Let's hope that will symbolize the new millennium, not only for people of every color in the US, but also the rest of the world. That's exactly why Obama's task is so difficult.

There's no reason to doubt he doesn't know it better than a journalist that the financial world can be brought back to life from the brink of death, but not the natural world. It's understandable that he wants the US government to help the auto industry thrive again. After all, thousands of jobs are stake, and the economy needs to be stabilized. But the economy is a thin line he has to walk.

For instance, the melting of Arctic ice is music to the oil industry's ears because it means more reserves to exploit. It's good news for the auto industry, too, because more oil means cheaper prices means higher sales of vehicle. But that is disastrous for the environment. So where does one stop?

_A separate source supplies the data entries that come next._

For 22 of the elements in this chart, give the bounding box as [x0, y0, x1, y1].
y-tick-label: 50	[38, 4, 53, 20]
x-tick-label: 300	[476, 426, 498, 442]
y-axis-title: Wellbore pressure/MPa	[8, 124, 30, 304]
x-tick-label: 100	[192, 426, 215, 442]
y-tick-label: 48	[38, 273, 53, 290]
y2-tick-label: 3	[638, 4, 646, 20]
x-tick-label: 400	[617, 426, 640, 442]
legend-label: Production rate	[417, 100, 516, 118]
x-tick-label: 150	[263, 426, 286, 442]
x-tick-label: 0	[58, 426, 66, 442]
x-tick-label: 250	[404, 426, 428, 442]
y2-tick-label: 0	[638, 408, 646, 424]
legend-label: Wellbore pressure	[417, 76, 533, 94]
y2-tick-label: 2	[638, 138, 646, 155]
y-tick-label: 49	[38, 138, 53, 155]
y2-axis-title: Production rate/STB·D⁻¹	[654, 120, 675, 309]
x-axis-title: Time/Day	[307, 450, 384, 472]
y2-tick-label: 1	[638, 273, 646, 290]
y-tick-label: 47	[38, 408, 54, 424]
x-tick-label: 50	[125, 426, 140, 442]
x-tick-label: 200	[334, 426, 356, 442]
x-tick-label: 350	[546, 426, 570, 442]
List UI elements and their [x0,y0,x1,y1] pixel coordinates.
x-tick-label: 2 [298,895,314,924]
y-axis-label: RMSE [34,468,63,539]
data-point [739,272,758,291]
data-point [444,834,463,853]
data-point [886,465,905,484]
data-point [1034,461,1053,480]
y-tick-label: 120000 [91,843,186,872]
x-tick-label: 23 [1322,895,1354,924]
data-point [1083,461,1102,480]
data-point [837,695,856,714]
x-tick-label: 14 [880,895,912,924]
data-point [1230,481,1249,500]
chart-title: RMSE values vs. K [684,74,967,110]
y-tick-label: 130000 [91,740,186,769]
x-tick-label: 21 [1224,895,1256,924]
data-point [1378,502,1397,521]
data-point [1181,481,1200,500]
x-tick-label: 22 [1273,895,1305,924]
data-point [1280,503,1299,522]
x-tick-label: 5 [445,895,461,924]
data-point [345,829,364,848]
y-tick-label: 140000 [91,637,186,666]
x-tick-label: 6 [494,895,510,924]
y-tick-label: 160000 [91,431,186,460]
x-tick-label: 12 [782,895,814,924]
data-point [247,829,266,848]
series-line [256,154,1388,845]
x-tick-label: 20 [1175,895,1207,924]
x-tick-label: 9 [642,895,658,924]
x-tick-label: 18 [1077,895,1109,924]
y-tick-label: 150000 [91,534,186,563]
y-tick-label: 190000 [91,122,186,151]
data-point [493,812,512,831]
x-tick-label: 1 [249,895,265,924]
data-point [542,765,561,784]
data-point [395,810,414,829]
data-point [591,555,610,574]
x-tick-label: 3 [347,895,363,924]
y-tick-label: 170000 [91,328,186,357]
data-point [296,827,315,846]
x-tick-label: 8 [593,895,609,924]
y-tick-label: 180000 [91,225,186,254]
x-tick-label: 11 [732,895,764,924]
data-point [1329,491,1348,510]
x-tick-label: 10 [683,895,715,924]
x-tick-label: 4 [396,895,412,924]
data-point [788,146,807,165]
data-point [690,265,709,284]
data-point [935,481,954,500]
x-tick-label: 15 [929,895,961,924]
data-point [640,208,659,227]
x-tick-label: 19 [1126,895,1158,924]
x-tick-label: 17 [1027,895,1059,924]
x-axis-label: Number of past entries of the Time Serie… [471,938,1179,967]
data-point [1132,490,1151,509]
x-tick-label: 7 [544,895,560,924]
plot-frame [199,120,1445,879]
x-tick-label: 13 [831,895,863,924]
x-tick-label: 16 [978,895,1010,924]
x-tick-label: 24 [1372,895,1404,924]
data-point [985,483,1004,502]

Obama could review the US government directive to drill oil offshore. But that won't be enough to save the natural world and make the US the leader it used to be, not the bully that many countries see it as today. Think of the Yellowstone National Park, created 136 years ago when the rest of the world was still burning coal and cutting down forests to fuel industrial growth. That is the sort of America the world needs. That is the change the world expects from Obama. And neither he nor the world can wait any longer because global warming is already the biggest threat to our children.

Any further delay would mean (Hughes') A Dream Deferred: What happens to a dream deferred? / Does it dry up / like a raisin in the sun? / Or fester like a sore / And then run? / Does it stink / like rotten meat? / Or crust and sugar over / like a syrupy sweet? /Maybe it just sags / like a heavy load. /Or does it explode?